Purified PMK-1 can directly phosphorylate the C-terminal regions of RNT-1 in vitro. A, the result of the in vitro kinase assay of RNT-1 with SEK-1/PMK-1 kinases. B, domain studies of RNT-1 using GST-fused polypeptides containing 1–200, 201–250, or 251–301 amino acids. The asterisk is a nonspecific signal or a dimerized protein signal. The arrowhead is the signal of RNT-1 full sequence. The arrow is the GST-partial RNT-1 fusion protein signal. C, the result of the in vitro kinase assay with wild-type and the mutation of serine 255 to alanine of RNT-1.

FIGURE 5.

vhp-1 is a target of RNT-1 in oxidative stress response. A, chromatin immunoprecipitation quantitative PCR analysis on the promoter of vhp-1. The arrows indicate the locations of the putative RNT-1 binding sequences. In A, two putative RNT-1 binding sequences are closely located. B, relative mRNA levels of vhp-1 in the absence or presence of 0.1 m paraquat in wild-type N2 and rnt-1 mutant animals. C, effects of vhp-1 RNAi on the survival rates of N2 and rnt-1(tm491) in M9 buffer containing 0.1 m paraquat. Additional experiments are presented in supplemental Fig. 4. **, p <0.01; ***, p <0.001.

FIGURE 6.

The effect of the vhp-1 RNAi on the stability of RNT-1 in the oxidative stress condition.
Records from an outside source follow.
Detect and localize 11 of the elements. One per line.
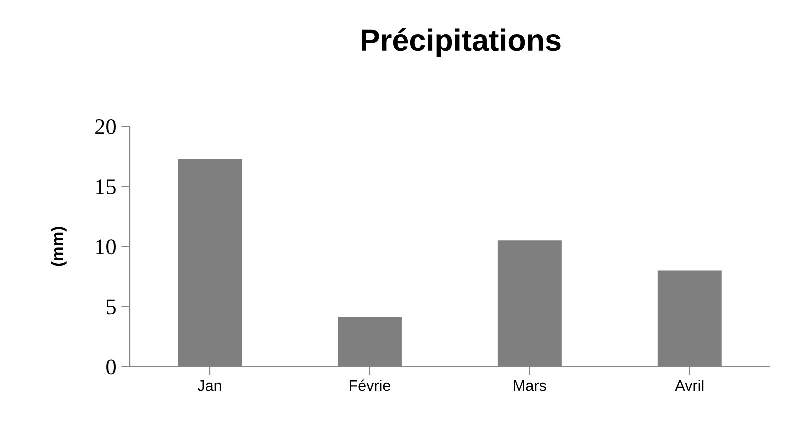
y-tick-label: 5 — [107, 300, 116, 315]
x-tick-label: Mars — [514, 380, 546, 392]
y-tick-label: 20 — [96, 119, 116, 134]
chart-title: Précipitations — [362, 28, 561, 58]
x-tick-label: Jan — [198, 380, 222, 392]
x-tick-label: Avril — [675, 380, 704, 392]
y-axis-title: (mm) — [51, 227, 67, 266]
y-tick-label: 0 — [106, 360, 116, 375]
y-tick-label: 15 — [96, 180, 116, 195]
x-tick-label: Févrie — [350, 380, 391, 392]
y-tick-label: 10 — [96, 240, 116, 255]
The photos show time course changes in the intestinal GFP of wild-type animals containing an RNT-1::GFP transgene in the control (L4440, upper panels) and vhp-1 RNAi background (bottom panels). Scale bar = 25 μm.

FIGURE 7.

A model of RNT-1 action in oxidative stress. Oxidative stress induces the transcription of vhp-1, a phosphatase, which, in turn, negatively regulates the stabilization of RNT-1 in time under the oxidative stress condition.